Algunos, ya muchos, nos vienen hablando continuamente y machaconamente de una literatura sana, de un cine sana, pero cual serían, es evidente que mucha literatura nos libera energías, y de otra que nos casusa más tensión hasta aumentar nuestros grados de angustia, pero como soy un ser que va caminando por el difícil alambre de la vida, ya me voy a haciendo muchas preguntas, y algunas de ellas dedicare esta reflexión, pero lo les garantizo, que al final de estas líneas se encuentren debidamente cumplimentados, lo más seguro es que piensen ustedes, ¡ vaya manera de perder el tiempo que tiene este hombre!
En estos últimos años, y sobre todo cada vez más lejos de una juventud ensoñadora, te vas dando cuenta que esta civilización del darwinismo social, este mundo solo se reserva a los ganadores, a los emprendedores, es como si a esta civilización haya dejado de lado el mundo de las emociones, y viniendo a parar en un hecho que nos acontece en la vida diaria.
Se imaginan ustedes unos panfletos de un gobierno, que estando en guerra contra otro país, que animara a sus soldados a sentir misericordia por su enemigo, observen ustedes bien el cambio de palabra, lo que en periodos de paz es un adversario, en tiempos de guerra se convierte en enemigo. Se imagina a un maltratador que va a causar la muerte de su esposa, piense en el dolor que le puede causar. O que un inversionista, una vez que ha capturado una manzana de edificios, se mostrase compasivo con una anciana, que quiere morir en su casa.
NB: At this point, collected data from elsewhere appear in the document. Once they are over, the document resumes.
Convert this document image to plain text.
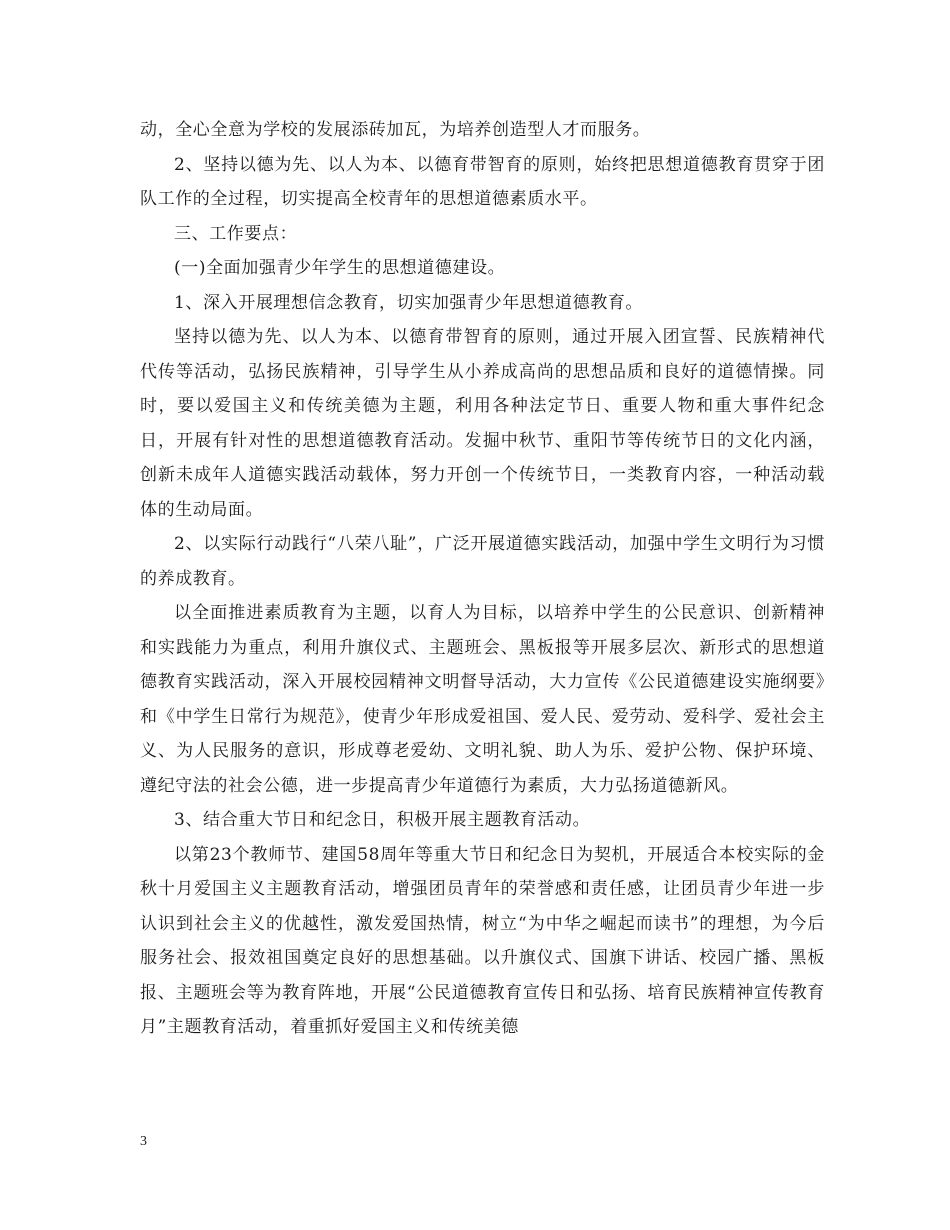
动，全心全意为学校的发展添砖加瓦，为培养创造型人才而服务。

2、坚持以德为先、以人为本、以德育带智育的原则，始终把思想道德教育贯穿于团队工作的全过程，切实提高全校青年的思想道德素质水平。

三、工作要点：

(一)全面加强青少年学生的思想道德建设。

1、深入开展理想信念教育，切实加强青少年思想道德教育。

坚持以德为先、以人为本、以德育带智育的原则，通过开展入团宣誓、民族精神代代传等活动，弘扬民族精神，引导学生从小养成高尚的思想品质和良好的道德情操。同时，要以爱国主义和传统美德为主题，利用各种法定节日、重要人物和重大事件纪念日，开展有针对性的思想道德教育活动。发掘中秋节、重阳节等传统节日的文化内涵，创新未成年人道德实践活动载体，努力开创一个传统节日，一类教育内容，一种活动载体的生动局面。

2、以实际行动践行“八荣八耻”，广泛开展道德实践活动，加强中学生文明行为习惯的养成教育。

以全面推进素质教育为主题，以育人为目标，以培养中学生的公民意识、创新精神和实践能力为重点，利用升旗仪式、主题班会、黑板报等开展多层次、新形式的思想道德教育实践活动，深入开展校园精神文明督导活动，大力宣传《公民道德建设实施纲要》和《中学生日常行为规范》，使青少年形成爱祖国、爱人民、爱劳动、爱科学、爱社会主义、为人民服务的意识，形成尊老爱幼、文明礼貌、助人为乐、爱护公物、保护环境、遵纪守法的社会公德，进一步提高青少年道德行为素质，大力弘扬道德新风。

3、结合重大节日和纪念日，积极开展主题教育活动。

以第23个教师节、建国58周年等重大节日和纪念日为契机，开展适合本校实际的金秋十月爱国主义主题教育活动，增强团员青年的荣誉感和责任感，让团员青少年进一步认识到社会主义的优越性，激发爱国热情，树立“为中华之崛起而读书”的理想，为今后服务社会、报效祖国奠定良好的思想基础。以升旗仪式、国旗下讲话、校园广播、黑板报、主题班会等为教育阵地，开展“公民道德教育宣传日和弘扬、培育民族精神宣传教育月”主题教育活动，着重抓好爱国主义和传统美德

3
Pero con estos ejemplos, que he dado, me dirán ustedes que esos hombres tienen emociones, cierto es, no cabe duda, pero lo que vemos hoy en día es que esta civilización anestesia cualquier tipo de emoción, es como si para el grado de desarrollo humano, de cara al futuro, debe desprenderse de todo grado de emoción, y eso porque la emoción no es mesurable, pero lo que si vemos es que si esa emoción genera actividad en la vida real, ahí esta dispuesto el capitalismo para mercantilizarlo.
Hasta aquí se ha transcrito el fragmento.